ELKO SPINOR FIELDS AS A TOOL FOR PROBING EXOTIC TOPOLOGICAL SPACETIME FEATURES

Abstract

We report about some achievements and developments provided by the ELKO program, in particular the ones recently accomplished.1 Exotic dark spinor fields has been investigated in the context of inequivalent spin structures on arbitrary curved spacetimes, which induces an additional term on the associated Dirac operator, related to a Čech cohomology class. Exotic terms operating on standard model Dirac spinor fields are usually absorbed by gauge transformations encoded as a shift of some vector potential representing an element of the cohomology group H1(M, ℤ2). That is not the case of ELKO, once they cannot carry gauge charge.

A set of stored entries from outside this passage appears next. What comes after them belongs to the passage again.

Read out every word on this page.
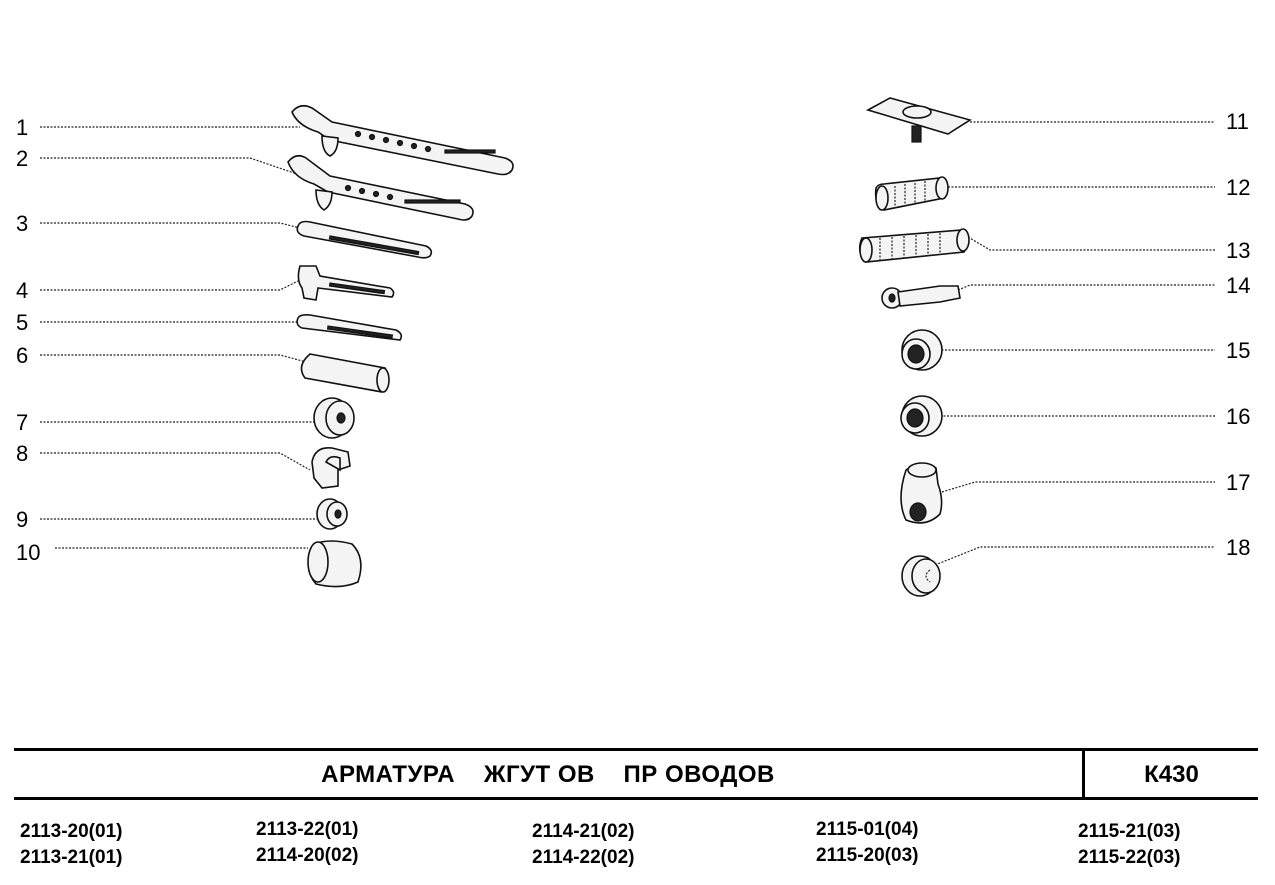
1
2
3
4
5
6
7
8
9
10
11
12
13
14
15
16
17
18
АРМАТУРА ЖГУТ ОВ ПР ОВОДОВ	К430
2113-20(01)
2113-21(01)
2113-22(01)
2114-20(02)
2114-21(02)
2114-22(02)
2115-01(04)
2115-20(03)
2115-21(03)
2115-22(03)
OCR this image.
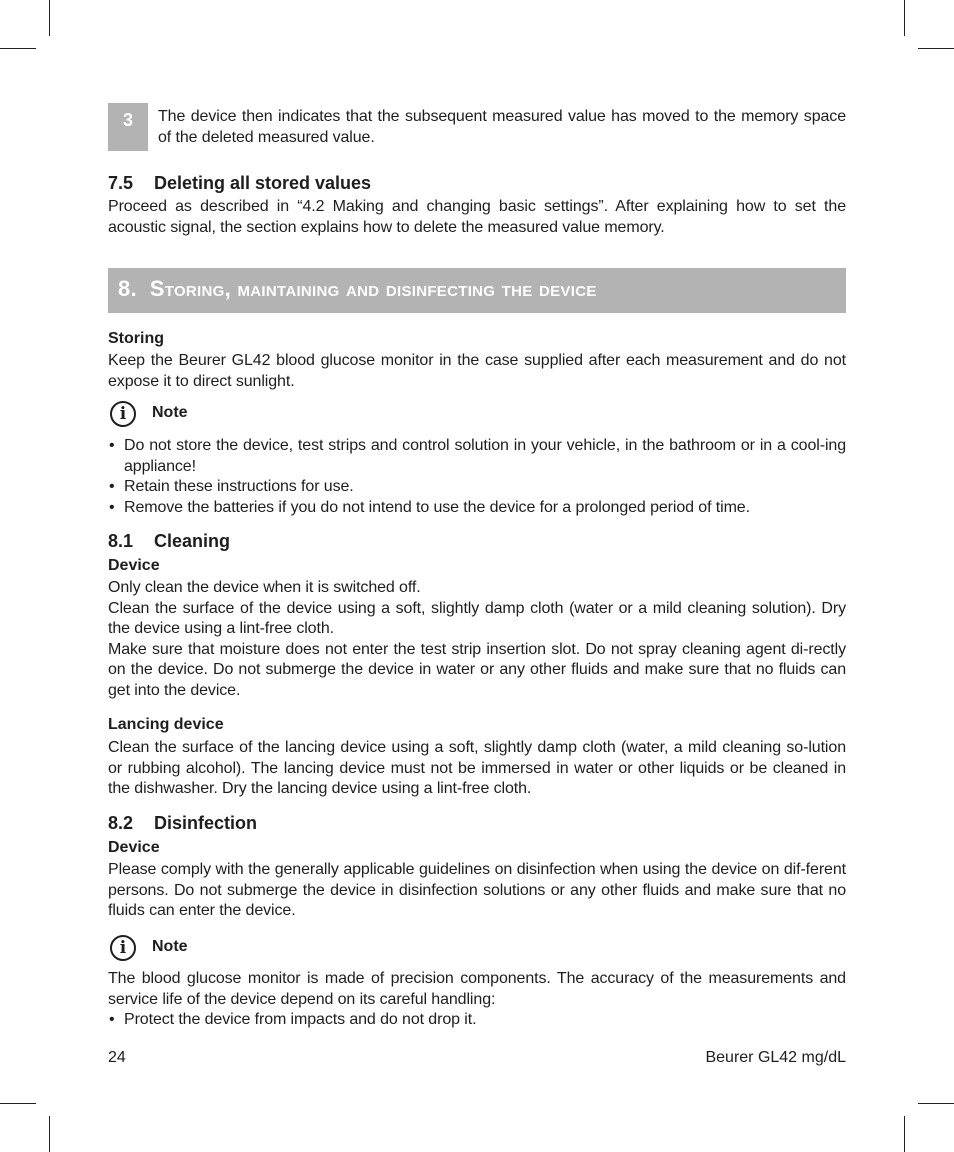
3	The device then indicates that the subsequent measured value has moved to the memory space of the deleted measured value.

7.5 Deleting all stored values

Proceed as described in “4.2 Making and changing basic settings”. After explaining how to set the acoustic signal, the section explains how to delete the measured value memory.

8. Storing, maintaining and disinfecting the device
Storing

Keep the Beurer GL42 blood glucose monitor in the case supplied after each measurement and do not expose it to direct sunlight.

i	Note
• Do not store the device, test strips and control solution in your vehicle, in the bathroom or in a cool-ing appliance!
• Retain these instructions for use.
• Remove the batteries if you do not intend to use the device for a prolonged period of time.
8.1 Cleaning
Device

Only clean the device when it is switched off.

Clean the surface of the device using a soft, slightly damp cloth (water or a mild cleaning solution). Dry the device using a lint-free cloth.

Make sure that moisture does not enter the test strip insertion slot. Do not spray cleaning agent di-rectly on the device. Do not submerge the device in water or any other fluids and make sure that no fluids can get into the device.

Lancing device

Clean the surface of the lancing device using a soft, slightly damp cloth (water, a mild cleaning so-lution or rubbing alcohol). The lancing device must not be immersed in water or other liquids or be cleaned in the dishwasher. Dry the lancing device using a lint-free cloth.

8.2 Disinfection
Device

Please comply with the generally applicable guidelines on disinfection when using the device on dif-ferent persons. Do not submerge the device in disinfection solutions or any other fluids and make sure that no fluids can enter the device.

i	Note

The blood glucose monitor is made of precision components. The accuracy of the measurements and service life of the device depend on its careful handling:

• Protect the device from impacts and do not drop it.
24	Beurer GL42 mg/dL
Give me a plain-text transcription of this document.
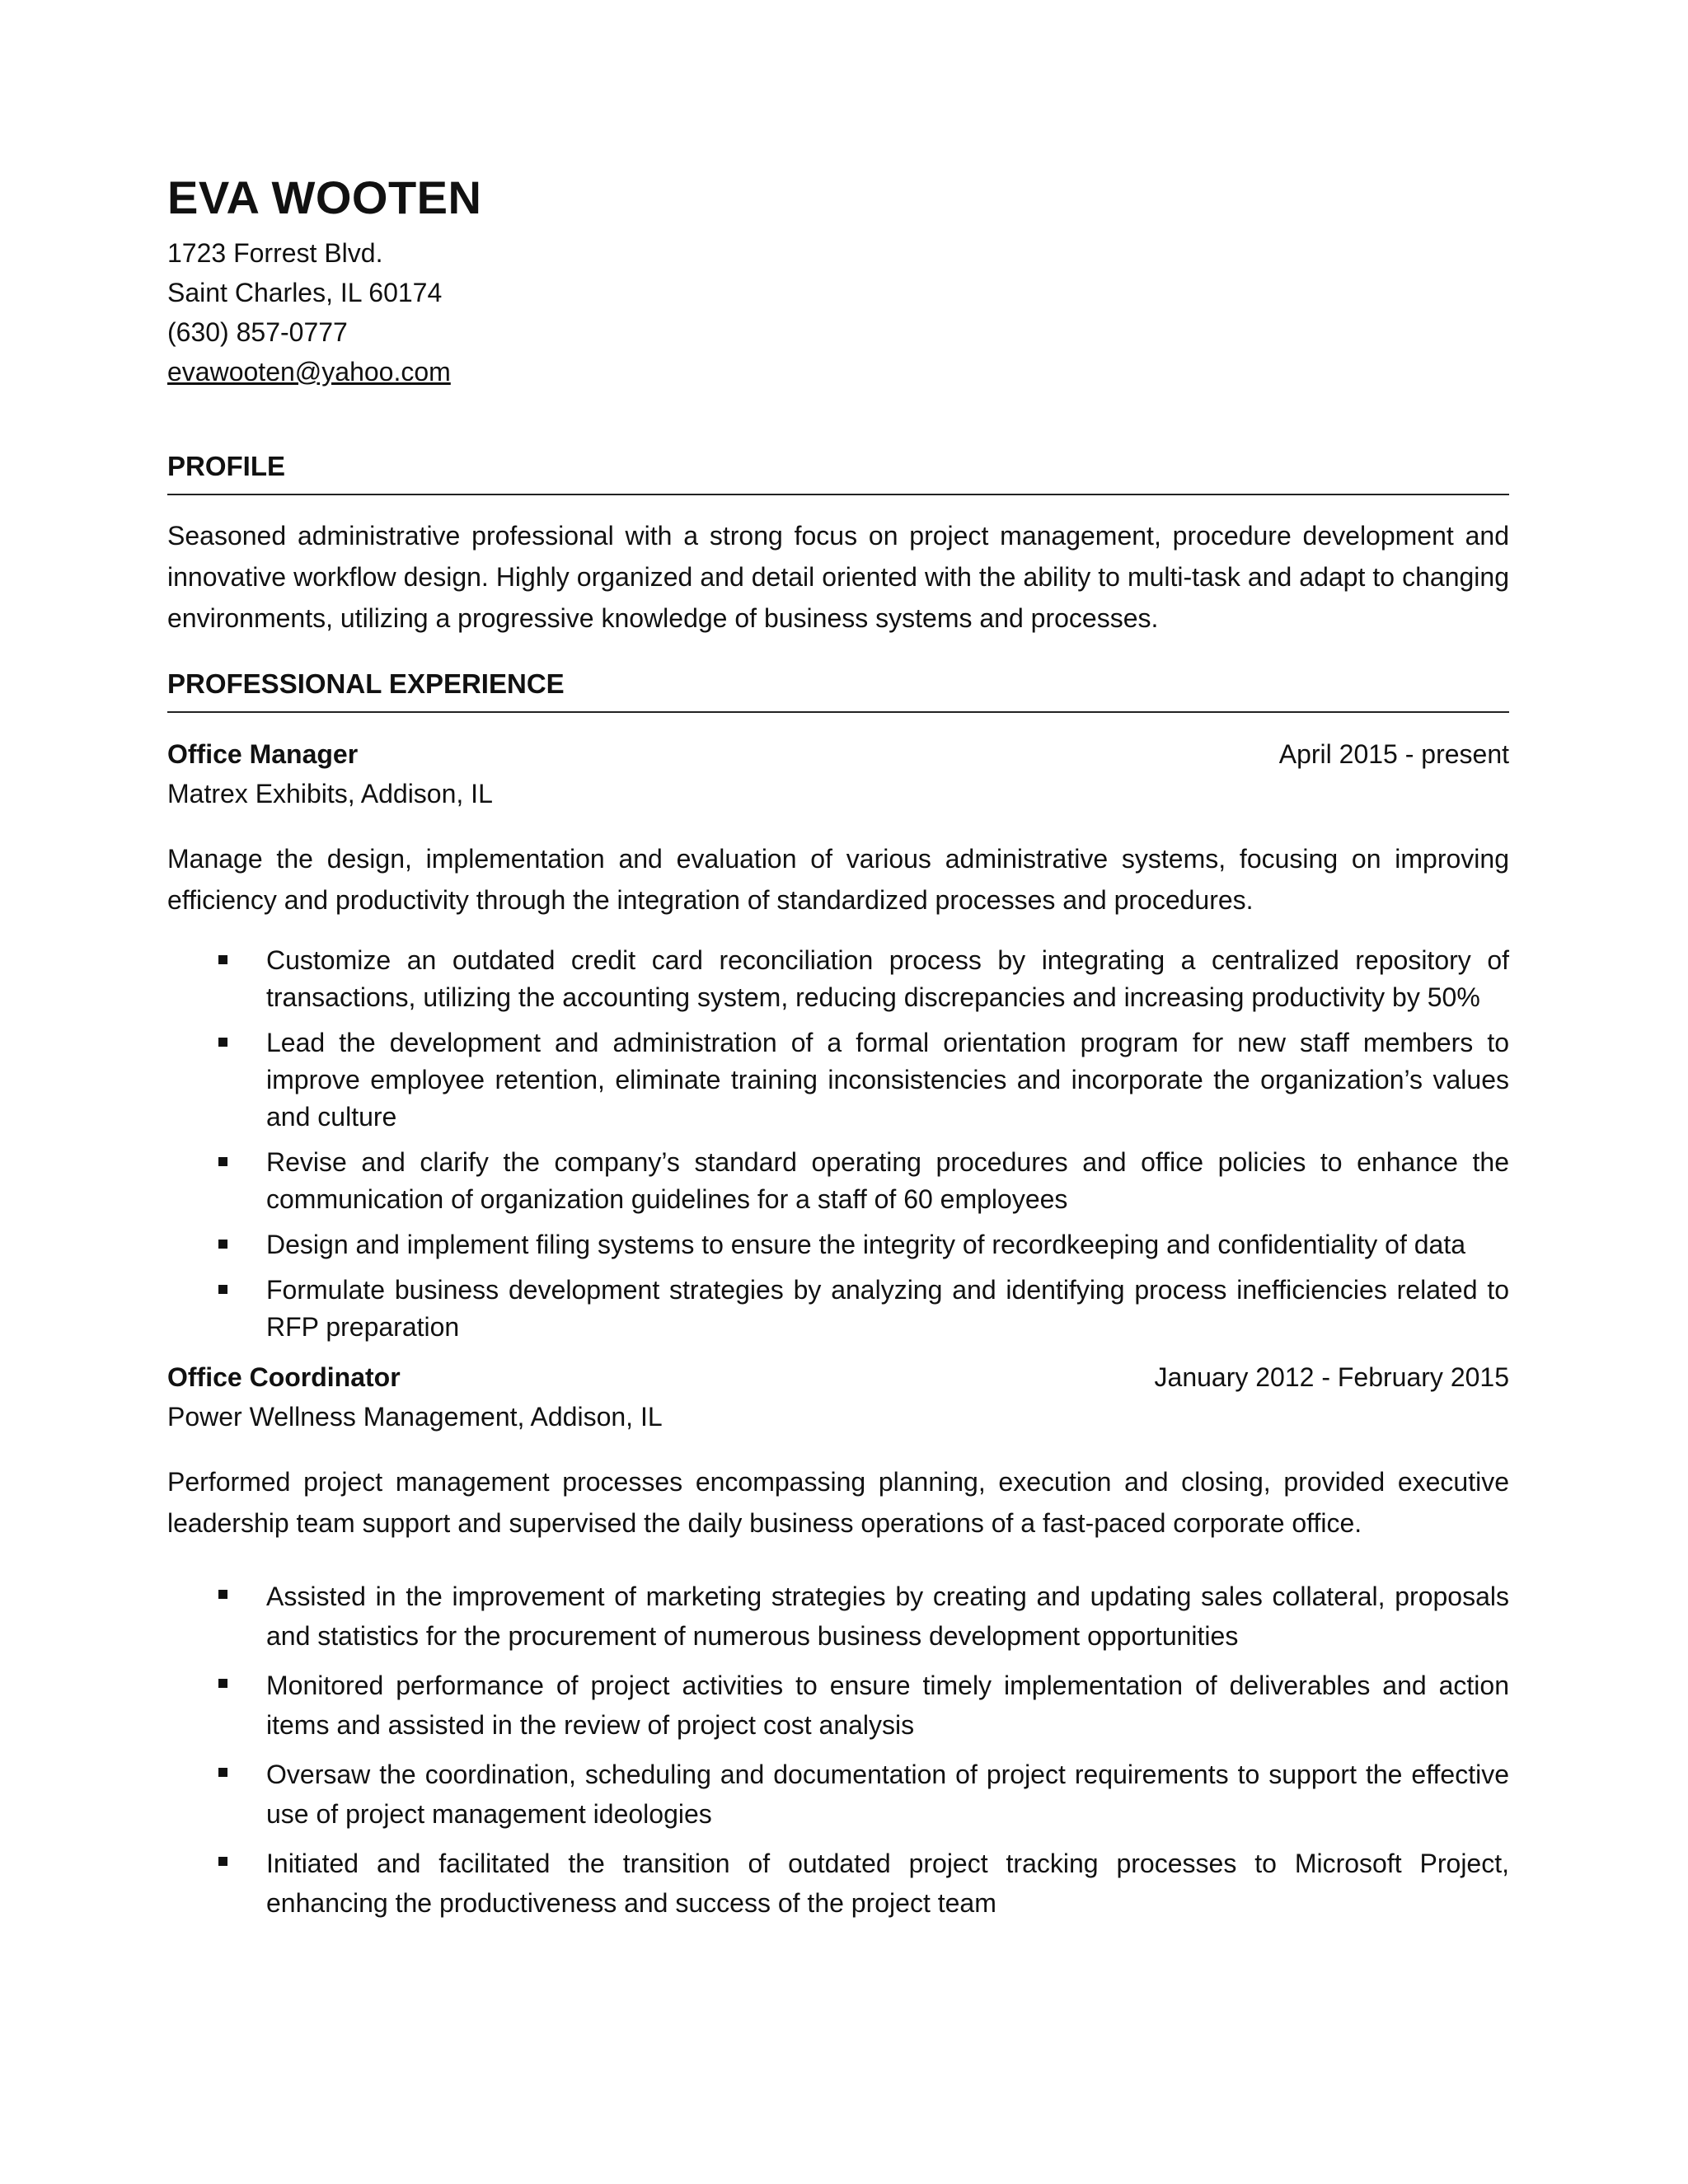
EVA WOOTEN
1723 Forrest Blvd.
Saint Charles, IL 60174
(630) 857-0777
evawooten@yahoo.com
PROFILE
Seasoned administrative professional with a strong focus on project management, procedure development and innovative workflow design. Highly organized and detail oriented with the ability to multi-task and adapt to changing environments, utilizing a progressive knowledge of business systems and processes.
PROFESSIONAL EXPERIENCE
Office Manager	April 2015 - present
Matrex Exhibits, Addison, IL
Manage the design, implementation and evaluation of various administrative systems, focusing on improving efficiency and productivity through the integration of standardized processes and procedures.
Customize an outdated credit card reconciliation process by integrating a centralized repository of transactions, utilizing the accounting system, reducing discrepancies and increasing productivity by 50%
Lead the development and administration of a formal orientation program for new staff members to improve employee retention, eliminate training inconsistencies and incorporate the organization’s values and culture
Revise and clarify the company’s standard operating procedures and office policies to enhance the communication of organization guidelines for a staff of 60 employees
Design and implement filing systems to ensure the integrity of recordkeeping and confidentiality of data
Formulate business development strategies by analyzing and identifying process inefficiencies related to RFP preparation
Office Coordinator	January 2012 - February 2015
Power Wellness Management, Addison, IL
Performed project management processes encompassing planning, execution and closing, provided executive leadership team support and supervised the daily business operations of a fast-paced corporate office.
Assisted in the improvement of marketing strategies by creating and updating sales collateral, proposals and statistics for the procurement of numerous business development opportunities
Monitored performance of project activities to ensure timely implementation of deliverables and action items and assisted in the review of project cost analysis
Oversaw the coordination, scheduling and documentation of project requirements to support the effective use of project management ideologies
Initiated and facilitated the transition of outdated project tracking processes to Microsoft Project, enhancing the productiveness and success of the project team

As a consequence, the ELKO program requires a complete evaluation of topological analysis. Since exotic dark spinor fields also satisfy Klein-Gordon propagators, the dynamical constraints related to the exotic term in the Dirac equation can be explicitly computed. It forthwith implies that the non-trivial topology associated to the spacetime can drastically engender — from the dynamics of dark spinor fields — constraints on the spacetime metric structure. Besides being candidates to the dark matter problem, dark spinor fields are shown to be potential candidates to probe non-trivial topologies in spacetime, as well as to explain the spacetime metric structure.